Es sind keine relevanten gesellschaftlichen Kräfte erkennbar, die bereit wären sich dem Irrsinn entgegen zu stellen, die Kirchen schweigen, Gewerkschaften haben anderes zu tun und die Mehrheit der Parteiführer stehen geschlossen hinter der Behauptung von der “deutschen Verantwortung”, die mittlerweile nicht als Verantwortung für den Frieden, sondern als Verantwortung bzw. Verpflichtung zum Krieg interpretiert wird. Aus historischer Verantwortung. Wegen unserer Geschichte.

Dabei wird unterschlagen, dass wir weitreichende Erfahrungen mit atomar bewaffneten Schurkenstaaten haben. Das größte “Schurkenimperium” hieß einmal Warschauer Pakt. Ein perverses Gleichgewicht des Schreckens erhielt uns eine Art Frieden, verhinderte einen nuklearen Schlagabtausch auf deutschem Boden.

(1991 wurden aus dem Gebiet der DDR alle sowjetischen Atomwaffen abgezogen. In Westeuropa sind jedoch heute noch hunderte gelagert, 20 allein im Westen Deutschland (Büchel/Rheinland Pfalz) unter dem Befehl Obamas.)

Die Instrumente des Kalten Kriegs hießen “Entspannungspolitik” – fast wird man nostalgisch-gerührt, wenn man sich an diese Zeiten erinnert – oder “Wandel durch Annäherung” und “Dialog”.

Die Instrumente sind erprobt und bewährt, was gegenüber einem atomar bewaffneten “schurkischen” Warschauer Block funktionierte, soll gegenüber einem (vielleicht) atomare Bewaffnung anstrebenden Iran nicht mehr möglich sein?

Heute heißen die politischen Instrumente:  Politik der Spannung: “Wir müssen den Druck erhöhen” (ausgerechnet aus dem Mund von Guido Westerwelle!), eine Politik der Dialogverweigerung, der Verteufelung, der Verhetzung, nicht Wandel durch Annäherung, sondern Regime Change, Wandel durch Isolierung und Pressionierung einzelner Staaten, Wandel durch Wirtschaftskrieg, Wandel durch Chaos.

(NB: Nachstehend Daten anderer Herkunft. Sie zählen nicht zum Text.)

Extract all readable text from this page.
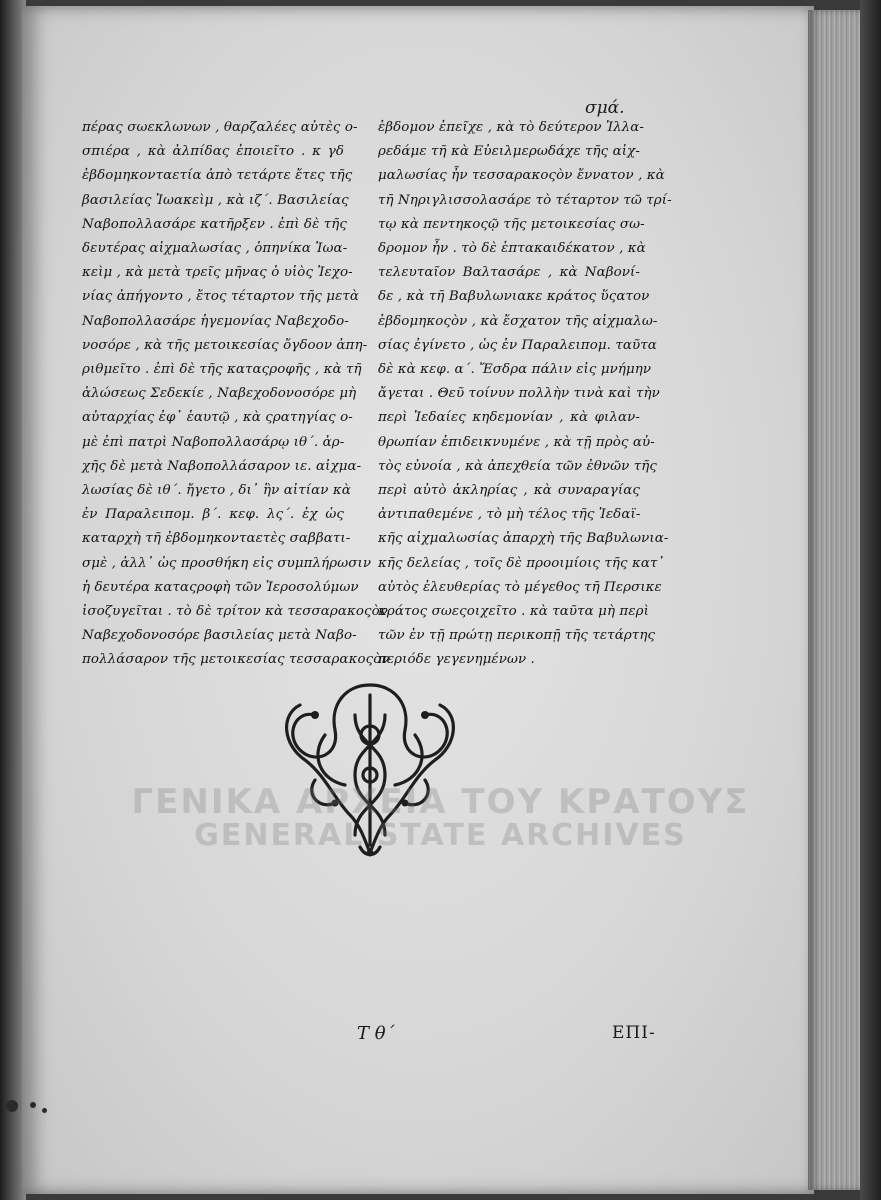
σμά.
πέρας σωεκλωνων , θαρζαλέες αὐτὲς ο-
σπιέρα , κὰ ἀλπίδας ἐποιεῖτο . κ γδ
ἐβδομηκονταετία ἀπὸ τετάρτε ἔτες τῆς
βασιλείας Ἰωακεὶμ , κὰ ιζ΄. Βασιλείας
Ναβοπολλασάρε κατῆρξεν . ἐπὶ δὲ τῆς
δευτέρας αἰχμαλωσίας , ὁπηνίκα Ἰωα-
κεὶμ , κὰ μετὰ τρεῖς μῆνας ὁ υἱὸς Ἰεχο-
νίας ἀπήγοντο , ἔτος τέταρτον τῆς μετὰ
Ναβοπολλασάρε ἡγεμονίας Ναβεχοδο-
νοσόρε , κὰ τῆς μετοικεσίας ὄγδοον ἀπη-
ριθμεῖτο . ἐπὶ δὲ τῆς καταςροφῆς , κὰ τῆ
ἁλώσεως Σεδεκίε , Ναβεχοδονοσόρε μὴ
αὐταρχίας ἐφ᾽ ἑαυτῷ , κὰ ςρατηγίας ο-
μὲ ἐπὶ πατρὶ Ναβοπολλασάρῳ ιθ΄. ἀρ-
χῆς δὲ μετὰ Ναβοπολλάσαρον ιε. αἰχμα-
λωσίας δὲ ιθ΄. ἤγετο , δι᾽ ἣν αἰτίαν κὰ
ἐν Παραλειπομ. β΄. κεφ. λς΄. ἐχ ὡς
καταρχὴ τῆ ἐβδομηκονταετὲς σαββατι-
σμὲ , ἀλλ᾽ ὡς προσθήκη εἰς συμπλήρωσιν
ἡ δευτέρα καταςροφὴ τῶν Ἱεροσολύμων
ἰσοζυγεῖται . τὸ δὲ τρίτον κὰ τεσσαρακοςὸν
Ναβεχοδονοσόρε βασιλείας μετὰ Ναβο-
πολλάσαρον τῆς μετοικεσίας τεσσαρακοςὸν
ἑβδομον ἐπεῖχε , κὰ τὸ δεύτερον Ἰλλα-
ρεδάμε τῆ κὰ Εὐειλμερωδάχε τῆς αἰχ-
μαλωσίας ἦν τεσσαρακοςὸν ἔννατον , κὰ
τῆ Νηριγλισσολασάρε τὸ τέταρτον τῶ τρί-
τῳ κὰ πεντηκοςῷ τῆς μετοικεσίας σω-
δρομον ἦν . τὸ δὲ ἑπτακαιδέκατον , κὰ
τελευταῖον Βαλτασάρε , κὰ Ναβονί-
δε , κὰ τῆ Βαβυλωνιακε κράτος ὕςατον
ἑβδομηκοςὸν , κὰ ἔσχατον τῆς αἰχμαλω-
σίας ἐγίνετο , ὡς ἐν Παραλειπομ. ταῦτα
δὲ κὰ κεφ. α΄. Ἔσδρα πάλιν εἰς μνήμην
ἄγεται . Θεῦ τοίνυν πολλὴν τινὰ καὶ τὴν
περὶ Ἰεδαίες κηδεμονίαν , κὰ φιλαν-
θρωπίαν ἐπιδεικνυμένε , κὰ τῇ πρὸς αὐ-
τὸς εὐνοία , κὰ ἀπεχθεία τῶν ἐθνῶν τῆς
περὶ αὐτὸ ἀκληρίας , κὰ συναραγίας
ἀντιπαθεμένε , τὸ μὴ τέλος τῆς Ἰεδαϊ-
κῆς αἰχμαλωσίας ἀπαρχὴ τῆς Βαβυλωνια-
κῆς δελείας , τοῖς δὲ προοιμίοις τῆς κατ᾽
αὐτὸς ἐλευθερίας τὸ μέγεθος τῆ Περσικε
κράτος σωεςοιχεῖτο . κὰ ταῦτα μὴ περὶ
τῶν ἐν τῇ πρώτῃ περικοπῇ τῆς τετάρτης
περιόδε γεγενημένων .
ΓΕΝΙΚΑ ΑΡΧΕΙΑ ΤΟΥ ΚΡΑΤΟΥΣ
GENERAL STATE ARCHIVES
Τ θ΄	ΕΠΙ-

Die perverse Lektion aus der Geschichte heißt, dass der, welcher keine eigenen atomaren Waffen in seinen Arsenalen hat, diese zu spüren bekommt (Japan) oder andere, kaum weniger schreckliche, wie chemische (Vietnam); Staaten mit beschränkten konventionellen Verteidigungsmöglichkeiten, wurden missachtet und destabilisiert (Chile unter Allende und der Mord an General Schneider), (Iran, Absetzung des demokratisch gewählten Dr. Mossadegh), Bomben mit abgreichertem Uran kamen im Irak und in Afghanistan zum Einsatz,  oder man bombardierte ohne Kriegserklärung wie unlängst in Libyen und lynchte seine Führer bestialisch (u. a. Gadaffi und Teile seiner Familie).

Das moralische Niveau der “westlichen Wertegemeinschaft” wurde durch die US-Außenministerin markiert als sie nach Gadaffis Lynchmord kommentierte: “Wir kamen , wir sahen, er starb, hahahaha”.

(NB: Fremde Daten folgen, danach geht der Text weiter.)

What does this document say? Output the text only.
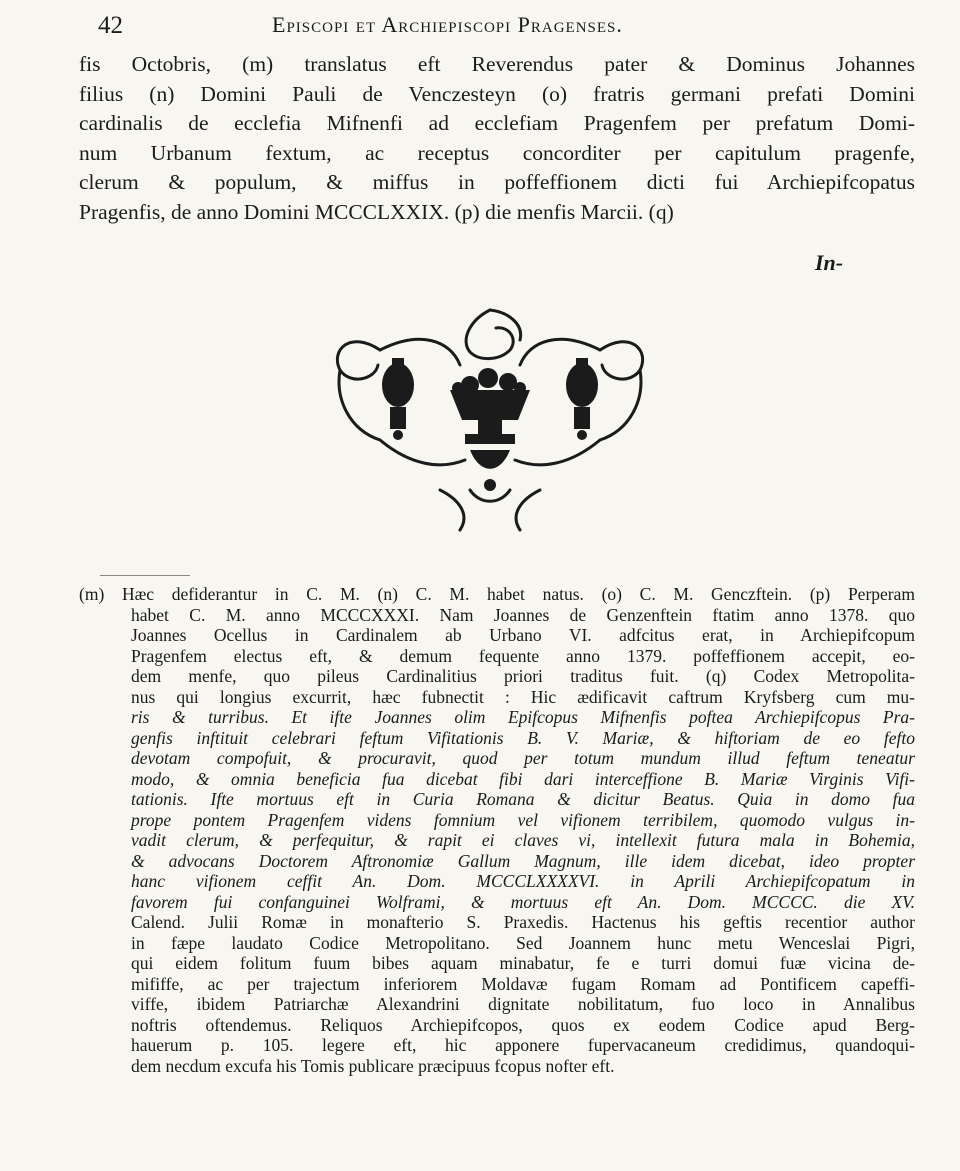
42	Episcopi et Archiepiscopi Pragenses.
fis Octobris, (m) translatus eft Reverendus pater & Dominus Johannes
filius (n) Domini Pauli de Venczesteyn (o) fratris germani prefati Domini
cardinalis de ecclefia Mifnenfi ad ecclefiam Pragenfem per prefatum Domi-
num Urbanum fextum, ac receptus concorditer per capitulum pragenfe,
clerum & populum, & miffus in poffeffionem dicti fui Archiepifcopatus
Pragenfis, de anno Domini MCCCLXXIX. (p) die menfis Marcii. (q)
In-
(m) Hæc defiderantur in C. M. (n) C. M. habet natus. (o) C. M. Genczftein. (p) Perperam
habet C. M. anno MCCCXXXI. Nam Joannes de Genzenftein ftatim anno 1378. quo
Joannes Ocellus in Cardinalem ab Urbano VI. adfcitus erat, in Archiepifcopum
Pragenfem electus eft, & demum fequente anno 1379. poffeffionem accepit, eo-
dem menfe, quo pileus Cardinalitius priori traditus fuit. (q) Codex Metropolita-
nus qui longius excurrit, hæc fubnectit : Hic ædificavit caftrum Kryfsberg cum mu-
ris & turribus. Et ifte Joannes olim Epifcopus Mifnenfis poftea Archiepifcopus Pra-
genfis inftituit celebrari feftum Vifitationis B. V. Mariæ, & hiftoriam de eo fefto
devotam compofuit, & procuravit, quod per totum mundum illud feftum teneatur
modo, & omnia beneficia fua dicebat fibi dari interceffione B. Mariæ Virginis Vifi-
tationis. Ifte mortuus eft in Curia Romana & dicitur Beatus. Quia in domo fua
prope pontem Pragenfem videns fomnium vel vifionem terribilem, quomodo vulgus in-
vadit clerum, & perfequitur, & rapit ei claves vi, intellexit futura mala in Bohemia,
& advocans Doctorem Aftronomiæ Gallum Magnum, ille idem dicebat, ideo propter
hanc vifionem ceffit An. Dom. MCCCLXXXXVI. in Aprili Archiepifcopatum in
favorem fui confanguinei Wolframi, & mortuus eft An. Dom. MCCCC. die XV.
Calend. Julii Romæ in monafterio S. Praxedis. Hactenus his geftis recentior author
in fæpe laudato Codice Metropolitano. Sed Joannem hunc metu Wenceslai Pigri,
qui eidem folitum fuum bibes aquam minabatur, fe e turri domui fuæ vicina de-
mififfe, ac per trajectum inferiorem Moldavæ fugam Romam ad Pontificem capeffi-
viffe, ibidem Patriarchæ Alexandrini dignitate nobilitatum, fuo loco in Annalibus
noftris oftendemus. Reliquos Archiepifcopos, quos ex eodem Codice apud Berg-
hauerum p. 105. legere eft, hic apponere fupervacaneum credidimus, quandoqui-
dem necdum excufa his Tomis publicare præcipuus fcopus nofter eft.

Ein unbewiesenes, aber permanent unterstellte iranisches Streben nach Atomwaffen wäre daher nachvollziehber. Welcher Herrscher möchte schon sein Land und seine Infrastruktur dem Risiko aussetzen, in die Steinzeit gebombt zu werden?

Das nuklear bewaffnete Pakistan wird mit Drohnen gepiesackt – Courtesy of Obama, seines Zeichens Friedensnobelpreisträger. Heutige Zeitungsmeldung: “13 Tote nach 2 Drohnenangriffen”. Kein weiterer Kommentar. Wie billig sind Menschenleben geworden! Es ist ja nicht unser Markplatz, auf dem mal wieder eine Bombe explodiert, die 70 Menschenleben vernichtet.

Stimmen der Vernunft sind rar geworden, es gibt sie aber offensichtlich auch noch auf israelischer Seite. Die Deutschen mit ihrer von unserern Politikern so oft beschworenen Verantwortung für Israel hätten also geeignete Ansprechpartner, um ihrer Verantwortung und besonderen Fürsorgepflicht  nachzukommen – aus der Geschichte zu lernen.

Peter Scholl Latour sagte schon vor Monaten in einer Fernsehsendung sinngemäß, es wäre nicht das Ende der Geschichte, wenn Persien endlich über Atomwaffen verfügen würde. Lesen Sie dazu das hochinteressante Interview von Ramon Schack zu diesem Thema auf “zenithonline” vom 18.11.2011:

Peter Scholl-Latour verrät im Interview, warum er die Gefahr einer iranischen Atombombe für überschätzt hält und Demokratie nach westlichem Vorbild keine Lösung für die Region ist.

zenithonline: Herr Scholl-Latour, der Bericht der Internationalen Atomenergiebehörde IAEA bezüglich der kerntechnischen Aktivitäten Irans hat zu neuen Spannungen geführt. In Israel wurde und wird öffentlich über einen Militärschlag gegen Teheran debattiert. Der israelische Militärhistoriker Martin van Creveld entgegnete dem: ,Israel kann mit einer iranischen Bombe leben!’ Was denken Sie?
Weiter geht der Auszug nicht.